Há outros excelentes artigos, dentre os quais destacam-se Todo mundo com cara de bunda!, no qual, em torno da celeuma criada sobre o assassinato do casal Von Richtoffen, explicita a hipocrisia da sociedade a respeito dos crimes considerados hediondos; e Vai começar a verdadeira novela da Globo!, em que não hesita em ser a única, ou uma das poucas vozes destoantes, na louvação generalizada das “virtudes” do dr. Roberto Marinho, na época de sua morte: “(…) uma unanimidade não atingida ainda por Jesus Cristo, pois temos muitos ateus, budistas, judeus e hinduístas entre nós”.
Para se apreciar devidamente esta coletânea de artigos de Wolff, publicados em grande parte na nova (e já extinta) versão do Pasquim, é necessário que o leitor tenha em mente que o jornalista, inclusive o repórter, pode (e deve) expressar sua opinião (quando a tem, coisa cada dia mais rara). E desde que, obviamente, esteja ancorada numa análise madura e em dados, como os arrolados por Wolff, muitos deles incontestáveis. Vejam aqui Fausto Wolff como um antídoto ideal ao pseudo-jornalismo praticado por um, digamos, Pedro Bial.

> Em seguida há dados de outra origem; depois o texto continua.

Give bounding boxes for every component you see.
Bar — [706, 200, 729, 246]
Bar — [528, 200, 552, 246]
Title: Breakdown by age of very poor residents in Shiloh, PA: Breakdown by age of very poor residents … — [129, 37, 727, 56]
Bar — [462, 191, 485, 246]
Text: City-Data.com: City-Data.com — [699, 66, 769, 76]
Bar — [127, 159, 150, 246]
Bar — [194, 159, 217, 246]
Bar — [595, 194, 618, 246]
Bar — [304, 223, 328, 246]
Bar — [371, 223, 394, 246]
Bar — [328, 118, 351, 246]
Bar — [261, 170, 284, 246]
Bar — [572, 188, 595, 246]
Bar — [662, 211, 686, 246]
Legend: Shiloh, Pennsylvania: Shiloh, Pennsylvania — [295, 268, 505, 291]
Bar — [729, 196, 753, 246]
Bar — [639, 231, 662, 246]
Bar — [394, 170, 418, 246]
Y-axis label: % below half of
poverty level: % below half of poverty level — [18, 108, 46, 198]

É preciso, sim, alguma dose, mínima que seja, de indignação. Num tempo em que o Mercado coopta artistas e intelectuais (ou pseudo-intelectuais) para bobagens como Faustão, Sílvio, Casa dos Artistas ou o famigerado Big Brother, é necessária a existência de profissionais que não estejam preocupados apenas em engordar a sua conta bancária.
Para concluir esta resenha — que, fiel ao livro resenhado, não se pretende “objetiva” e “imparcial” — transcrevemos um trecho do artigo Os assassinos da esperança”:
“Outro dia vi um filme inglês. Num pub, um policial diz ao outro:
— Nossos ícones, nossos modelos são vaidosos, vazios, cruéis, corruptos e prepotentes. Somos policiais e deveríamos estar protegendo o povo contra essa gente. E que fazemos? Defendemos a canalha e botamos nossa gente na cadeia.
E isso se passou na Inglaterra. Imaginem o diálogo de dois policiais brasileiros:
— Estou preocupado.
— Por quê?
— Se liberarem a droga vamos perder 900% do salário.
E a nossa grande imprensa continua comentando esse verdadeiro banquete no pântano como se fosse alguma coisa para valer. Pergunto: tem salvação? Ei, você aí, que está vendo a Casa dos Artistas, estou perguntando: tem salvação?”